The existing free trade agreement between Canada, the U.S. and Mexico is due for a mandatory review in 2026.
“I don’t think I would expect a radical rethinking of the existing and substantial energy security relationship to North America,” Book said in an interview.
“What they’ve said is that they see the tariffs as a negotiating tool to achieve better trade relationships, a better, more fair environment for U.S. commercial activity.”
There’s also the outstanding question of what a Trump term would mean for energy infrastructure, such as new pipelines. Four years ago, the Biden administration killed the Keystone XL cross-border pipeline, reversing the green light given to the project a few years earlier by Trump.
Now, with the 45th U.S. president winning Tuesday’s election and set to return to the White House, it leads to speculation that the project — or other oil and gas pipelines — could be revived.

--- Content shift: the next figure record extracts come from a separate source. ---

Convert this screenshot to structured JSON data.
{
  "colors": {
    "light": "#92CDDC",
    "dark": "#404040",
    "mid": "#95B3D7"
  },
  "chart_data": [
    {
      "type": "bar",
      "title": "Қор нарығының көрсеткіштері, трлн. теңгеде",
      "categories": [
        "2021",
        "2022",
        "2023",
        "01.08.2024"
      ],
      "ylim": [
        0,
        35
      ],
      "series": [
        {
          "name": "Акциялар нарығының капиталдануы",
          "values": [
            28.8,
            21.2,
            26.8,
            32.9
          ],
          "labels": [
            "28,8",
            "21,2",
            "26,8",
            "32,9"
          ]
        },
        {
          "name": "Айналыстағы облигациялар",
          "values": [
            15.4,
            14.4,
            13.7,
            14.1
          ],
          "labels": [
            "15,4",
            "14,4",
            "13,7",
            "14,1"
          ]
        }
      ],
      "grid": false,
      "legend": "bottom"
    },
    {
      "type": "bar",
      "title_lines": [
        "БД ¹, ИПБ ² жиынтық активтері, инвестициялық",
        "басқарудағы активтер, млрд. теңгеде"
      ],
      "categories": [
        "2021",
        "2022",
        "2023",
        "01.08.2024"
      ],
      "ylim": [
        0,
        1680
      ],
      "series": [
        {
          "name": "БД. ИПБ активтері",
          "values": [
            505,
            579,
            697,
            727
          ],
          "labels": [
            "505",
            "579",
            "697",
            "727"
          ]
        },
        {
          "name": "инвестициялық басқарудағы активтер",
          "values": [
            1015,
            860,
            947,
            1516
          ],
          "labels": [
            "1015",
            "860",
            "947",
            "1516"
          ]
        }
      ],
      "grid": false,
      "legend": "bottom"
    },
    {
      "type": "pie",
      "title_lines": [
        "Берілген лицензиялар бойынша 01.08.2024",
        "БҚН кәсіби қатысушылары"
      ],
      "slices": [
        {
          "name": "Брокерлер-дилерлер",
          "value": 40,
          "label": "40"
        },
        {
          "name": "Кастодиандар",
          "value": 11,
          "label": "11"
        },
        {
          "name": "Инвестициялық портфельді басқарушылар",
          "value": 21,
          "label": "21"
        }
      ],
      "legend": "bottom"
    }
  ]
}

Former Alberta premier Jason Kenney, whose UCP government invested and lost $1.3 billion in KXL, suggested recently more oil egress will be needed out of Canada as production expands, “and the likeliest customers are the United States through some version of Keystone XL.”
“I think Keystone XL might be back on the table. It’s all about providing cost-effective energy,” said Bob Geddes, president of Calgary-based Ensign Energy Services, a driller in Canada and the United States.
“I don’t think they will hit Canadian oil and gas (with a tariff) … He won’t want to increase the cost of energy coming into the U.S.”
The KXL project, initially proposed more than a decade ago by TC Energy, aimed to transport 830,000 barrels of oil from Canada to the Gulf Coast, but it soon became a political lightning rod in the U.S. Trump mentioned the development during his debate with Vice-President Kamala Harris in September.
“There is an opportunity for dialogue on energy infrastructure,” said Rajotte.
“My sense is there would be interest in having a conversation about oil pipelines, even natural gas pipelines, perhaps even other types of pipelines, because obviously they do want to lower energy costs.”
“The bulk of the demand still resides in the United States, and the bulk of the infrastructure still connects Canada inextricably to the U.S.,” he said.
“Our futures are undeniably linked, as they always have been.”
Chris Varcoe is a Calgary Herald columnist.